Electric Field Due To An Infinitely Long Charged Wire - Practice Questions & MCQ

Electric field due to an infinite line charge -

Let us assume that positive electric charge Q is distributed uniformly along a line, lying along the y -axis. We have to find the electric field at point D on the x -axis at a distance $r_0$ from the origin.
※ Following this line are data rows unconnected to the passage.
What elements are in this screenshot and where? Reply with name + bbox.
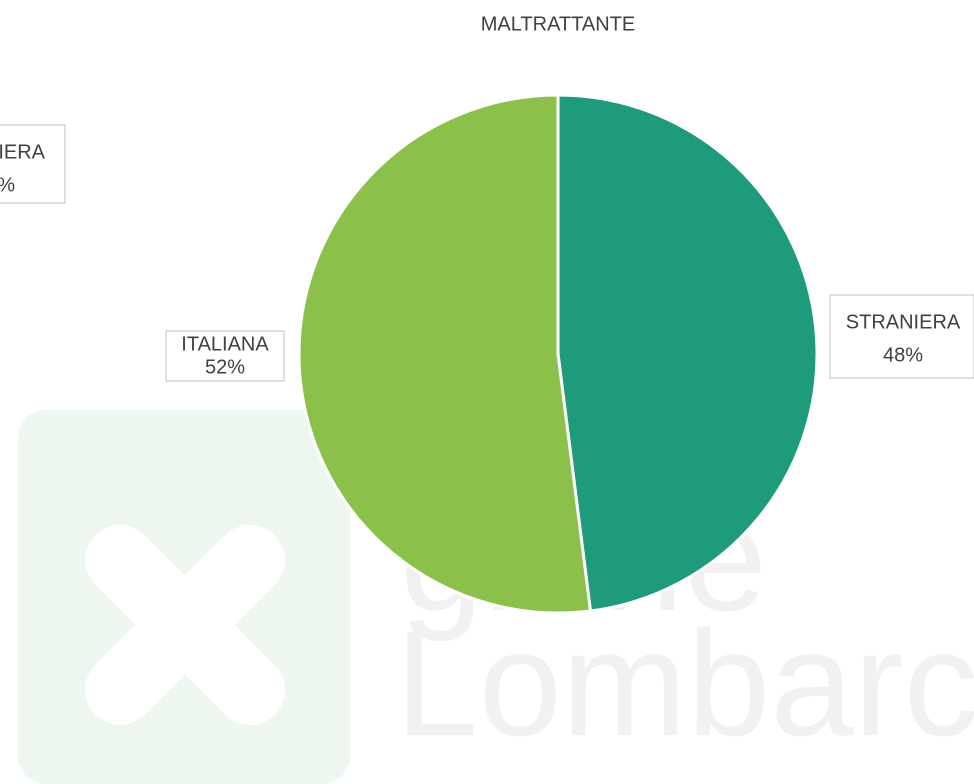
data-label-name: STRANIERA xyxy=(846,311,961,333)
fragment-label-box xyxy=(0,124,66,204)
fragment-label: % xyxy=(0,174,15,196)
fragment-label: NIERA xyxy=(0,141,46,163)
data-label-name: ITALIANA xyxy=(181,333,269,355)
pie-slice xyxy=(556,93,819,613)
logo-shape xyxy=(85,525,285,725)
watermark-text: Lombarc xyxy=(395,599,974,767)
data-label-box xyxy=(829,294,974,379)
pie-slice xyxy=(297,93,593,615)
data-label-value: 48% xyxy=(883,344,923,366)
data-label-box xyxy=(165,330,285,382)
data-label-value: 52% xyxy=(205,356,245,378)
chart-title: MALTRATTANTE xyxy=(481,13,635,35)
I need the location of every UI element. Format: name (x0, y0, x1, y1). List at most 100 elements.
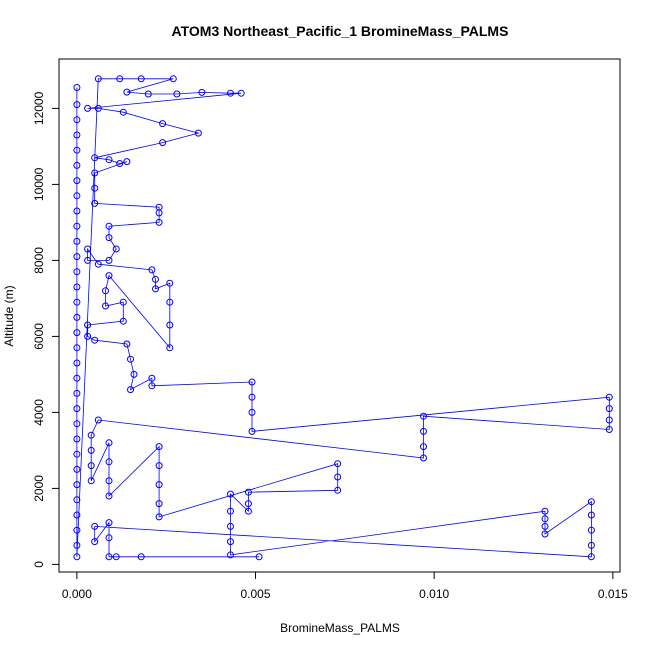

Let us divide the line charge into infinitesimal segments, each of which acts as a point charge; let the length of a typical segment at height $l$ be $d l$. If the charge is distributed uniformly with the linear charge density $\lambda$, then the charge $d Q$ in a segment of length $d l$ is $d Q=\lambda d l$. At point D , the differential electric field dE created by this element is -

$
d E=\frac{d Q}{4 \pi \varepsilon_0 r^2}=\frac{\lambda d l}{4 \pi \varepsilon_0 r^2}=\frac{\lambda d l}{4 \pi \varepsilon_0 r_0^2 \sec ^2 \theta}
$

In triangle $A O D ; O A=O D \tan \theta$, i.e., $l=r_0 \tan \theta$
Differentiating this equation with respect to $\theta$, we get

$
d l=r_0 \sec ^2 \theta d \theta
$

Substituting the value of $d l$

$
d E=\frac{\lambda d \theta}{4 \pi \varepsilon_0 r 0}
$

Field $d E$ has components $d E_x d E_y$ given by

$
d E_x=\frac{\lambda \cos \theta d \theta}{4 \pi \varepsilon_0 r_0} \text { and } d E_y=\frac{\lambda \sin \theta d \theta}{4 \pi \varepsilon_0 r_0}
$

If the wire has finite length and the angles subtended by ends of wire at a point are $\theta_1$ and $\theta_2$, the limits of integration will be

$
\begin{aligned}
E_x & =\int_{-\theta_1}^{\theta_2} \frac{\lambda \cos \theta d \theta}{4 \pi \varepsilon_0 r_0} \\
& =\frac{\lambda}{4 \pi \varepsilon_0 r_0}\left(\sin \theta_1+\sin \theta_2\right) \\
E_y & =\int_{-\theta_1}^{+\theta_2} \frac{\lambda \sin \theta d \theta}{4 \pi \varepsilon_0 r_0} \\
& =\frac{\lambda}{4 \pi \varepsilon_0 r_0}\left(\cos \theta_1-\cos \theta_2\right)
\end{aligned}
$

Special case-
1.If the line is infinite then the $\theta_1=\theta_2=90^{\circ}$

Putting the value, we get -

$
\begin{aligned}
E_x & =\frac{\lambda}{2 \pi \varepsilon_o r_o} \\
E_y & =0
\end{aligned}
$

2.If the line is semi-infinite then the $\theta_1=0$, and $\theta_2=90^{\circ}$

Putting the value, we get -

$
\begin{aligned}
E_x & =\frac{\lambda}{4 \pi \varepsilon_o r_o} \\
E_y & =\frac{\lambda}{4 \pi \varepsilon_o r_o}
\end{aligned}
$